La raison principale en est que Pialat fait un cinéma « humain ». Il reflète la vie quotidienne le plus objectivement possible. En raison de ce rapport étroit avec la réalité, le côté documentaire de ses films est très fort. L’objectivité découle de l’honnêteté des personnages, quels qu’ils soient. Qui sait, on peut peut-être dire que Pialat est une personne très franche et que ses personnages lui ressemblent. A propos de ressemblance, on ne peut passer l’aspect autobiographique de ses films de Pialat. D’après ce que l’on sait, le réalisateur a eu une expérience de vie difficile. Dans certains de ses films, il incorpore directement cette expérience et indirectement dans d’autres. Ce côté réaliste se reflète non seulement dans le fond, mais aussi dans la forme chez cet auteur. Pialat filme la réalité de telle manière que même des lieux et des situations laids deviennent une beauté, un plaisir esthétique. Il utilise la caméra de manière si subtile que parfois nous ne remarquons même pas les longs plans-séquences employés. Ce naturel se reflète également dans les personnages et les points de vue dans la narration et même s’il peut y en avoir de multiple, il arrive toujours à rester objectif. Par conséquent, bien que les spectateurs puissent s’identifier au personnage, ils peuvent aussi regarder objectivement les situations dans lesquelles il se trouve. Il existe peu des cinéastes qui parviennent à cet équilibre.

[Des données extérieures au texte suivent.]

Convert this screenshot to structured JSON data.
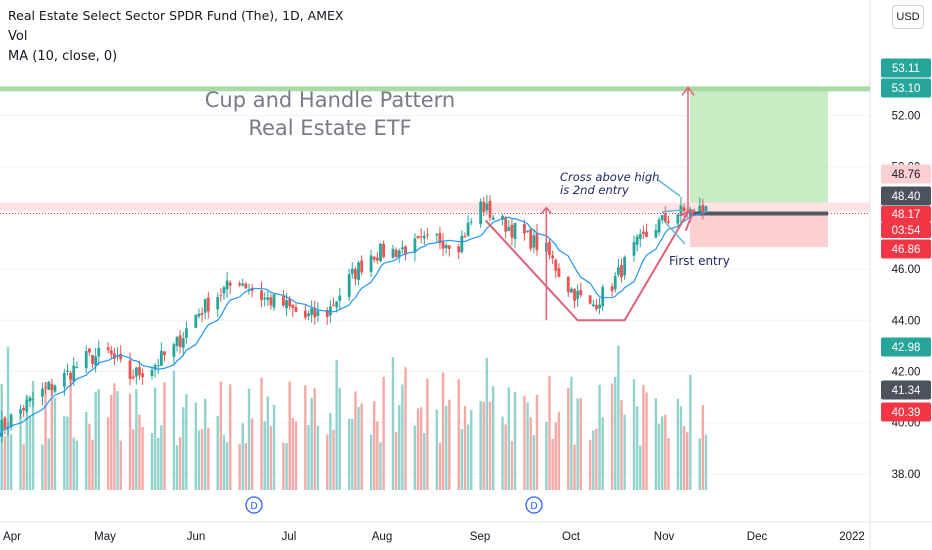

En conclusion, nous pouvons dire que Maurice Pialat, de l’ombre à la lumière, éclaire les œuvres d’un des auteurs les plus importants du cinéma français à partir d’angles d’approches de différents auteurs dans un langage original, simple et clair. C’est la force de cet ouvrage, qui peut être apprécié par divers types de lecteurs et qui permet à chacun d’apprendre et de ressentir quelque chose. Je recommande donc ce livre aux amoureux de Maurice Pialat comme à ceux qui ne l’ont pas encore découvert !

 

1 René Prédal, Préface, Maurice Pialat, de l’ombre à la lumière

Maurice Pialat, de l’ombre à la lumière. Ouvrage dirigé par Jean-Max Méjean, préface de René Prédal. Paru chez l’Harmattan en décembre 2023.